X_train = np.load(features_dir / "train_features_v2.X.npy")
y_train = np.load(features_dir / "train_features_v2.y.npy")
X_val = np.load(features_dir / "val_features_v2.X.npy")
y_val = np.load(features_dir / "val_features_v2.y.npy")
X_test = np.load(features_dir / "test_features_v2.X.npy")
y_test = np.load(features_dir / "test_features_v2.y.npy")

with open(features_dir / "feature_names_v2.json", "r") as f:
    feature_names = json.load(f)

print(f"Training: {X_train.shape}, Validation: {X_val.shape}, Test: {X_test.shape}")


## Load Base Models


In [None]:
mlp_model = PatentNoveltyClassifier.load('models')
pytorch_model = PyTorchPatentClassifier.load('models/pytorch_nn')

scaler = StandardScaler()
X_train_scaled = scaler.fit_transform(X_train)
X_val_scaled = scaler.transform(X_val)
X_test_scaled = scaler.transform(X_test)


## Get Base Model Predictions


In [None]:
mlp_proba_train = mlp_model.predict_proba(X_train)[:, 1]
pytorch_proba_train = pytorch_model.predict_proba(X_train)[:, 1]

mlp_proba_val = mlp_model.predict_proba(X_val)[:, 1]
pytorch_proba_val = pytorch_model.predict_proba(X_val)[:, 1]

mlp_proba_test = mlp_model.predict_proba(X_test)[:, 1]
pytorch_proba_test = pytorch_model.predict_proba(X_test)[:, 1]

X_meta_train = np.column_stack([mlp_proba_train, pytorch_proba_train, X_train_scaled])
X_meta_val = np.column_stack([mlp_proba_val, pytorch_proba_val, X_val_scaled])
X_meta_test = np.column_stack([mlp_proba_test, pytorch_proba_test, X_test_scaled])

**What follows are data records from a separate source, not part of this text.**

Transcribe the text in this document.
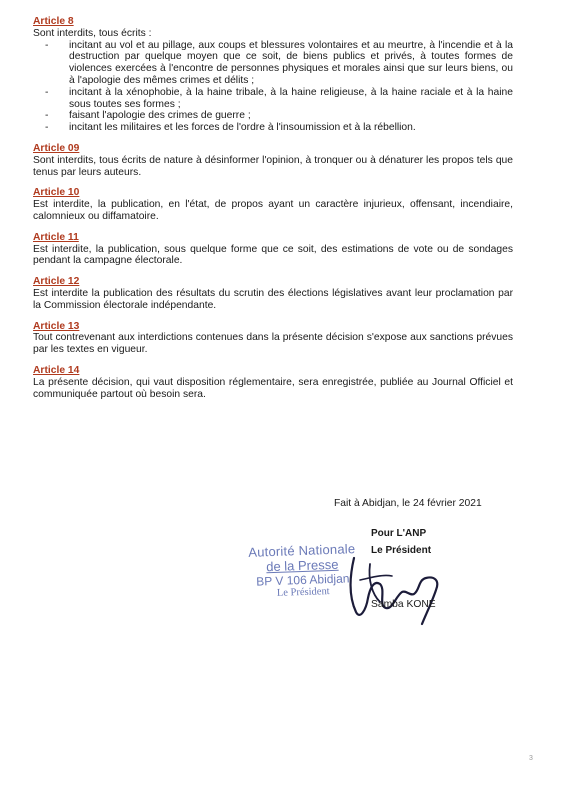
Article 8
Sont interdits, tous écrits :
- incitant au vol et au pillage, aux coups et blessures volontaires et au meurtre, à l'incendie et à la destruction par quelque moyen que ce soit, de biens publics et privés, à toutes formes de violences exercées à l'encontre de personnes physiques et morales ainsi que sur leurs biens, ou à l'apologie des mêmes crimes et délits ;
- incitant à la xénophobie, à la haine tribale, à la haine religieuse, à la haine raciale et à la haine sous toutes ses formes ;
- faisant l'apologie des crimes de guerre ;
- incitant les militaires et les forces de l'ordre à l'insoumission et à la rébellion.
Article 09
Sont interdits, tous écrits de nature à désinformer l'opinion, à tronquer ou à dénaturer les propos tels que tenus par leurs auteurs.
Article 10
Est interdite, la publication, en l'état, de propos ayant un caractère injurieux, offensant, incendiaire, calomnieux ou diffamatoire.
Article 11
Est interdite, la publication, sous quelque forme que ce soit, des estimations de vote ou de sondages pendant la campagne électorale.
Article 12
Est interdite la publication des résultats du scrutin des élections législatives avant leur proclamation par la Commission électorale indépendante.
Article 13
Tout contrevenant aux interdictions contenues dans la présente décision s'expose aux sanctions prévues par les textes en vigueur.
Article 14
La présente décision, qui vaut disposition réglementaire, sera enregistrée, publiée au Journal Officiel et communiquée partout où besoin sera.
Fait à Abidjan, le 24 février 2021
Pour L'ANP
Autorité Nationale
de la Presse
BP V 106 Abidjan
Le Président
Le Président
Samba KONE
3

## Train Stacking Ensemble


In [None]:
base_models = [
    ('gb', GradientBoostingClassifier(n_estimators=100, max_depth=5, random_state=42))
]

meta_model = LogisticRegression(random_state=42, max_iter=1000)

stacking = StackingClassifier(
    estimators=base_models,
    final_estimator=meta_model,
    cv=5,
    n_jobs=-1
)

stacking.fit(X_meta_train, y_train)


## Calibrate Probabilities


In [None]:
calibrated_ensemble = CalibratedClassifierCV(
    stacking,
    method='sigmoid',
    cv=5
)

calibrated_ensemble.fit(X_meta_val, y_val)


## Evaluate Ensemble


In [None]:
y_pred_test = calibrated_ensemble.predict(X_meta_test)
y_proba_test = calibrated_ensemble.predict_proba(X_meta_test)[:, 1]

metrics = {
    'accuracy': accuracy_score(y_test, y_pred_test),
    'precision': precision_score(y_test, y_pred_test),
    'recall': recall_score(y_test, y_pred_test),
    'f1': f1_score(y_test, y_pred_test),
    'roc_auc': roc_auc_score(y_test, y_proba_test),
    'brier_score': brier_score_loss(y_test, y_proba_test),
    'log_loss': log_loss(y_test, y_proba_test)
}

print("Test Metrics:")
for key, value in metrics.items():
    print(f"  {key}: {value:.4f}")


## Save Ensemble Model


In [None]:
ensemble_dir = Path("models/ensemble")
ensemble_dir.mkdir(parents=True, exist_ok=True)

with open(ensemble_dir / "ensemble_model.pkl", "wb") as f:
    pickle.dump(calibrated_ensemble, f)

with open(ensemble_dir / "scaler.pkl", "wb") as f:
    pickle.dump(scaler, f)

results_dir = Path("results/ensemble")
results_dir.mkdir(parents=True, exist_ok=True)

with open(results_dir / "ensemble_metrics.json", "w") as f:
    json.dump(metrics, f, indent=2)

print(f"Ensemble model saved to: {ensemble_dir}")
print(f"Metrics saved to: {results_dir}")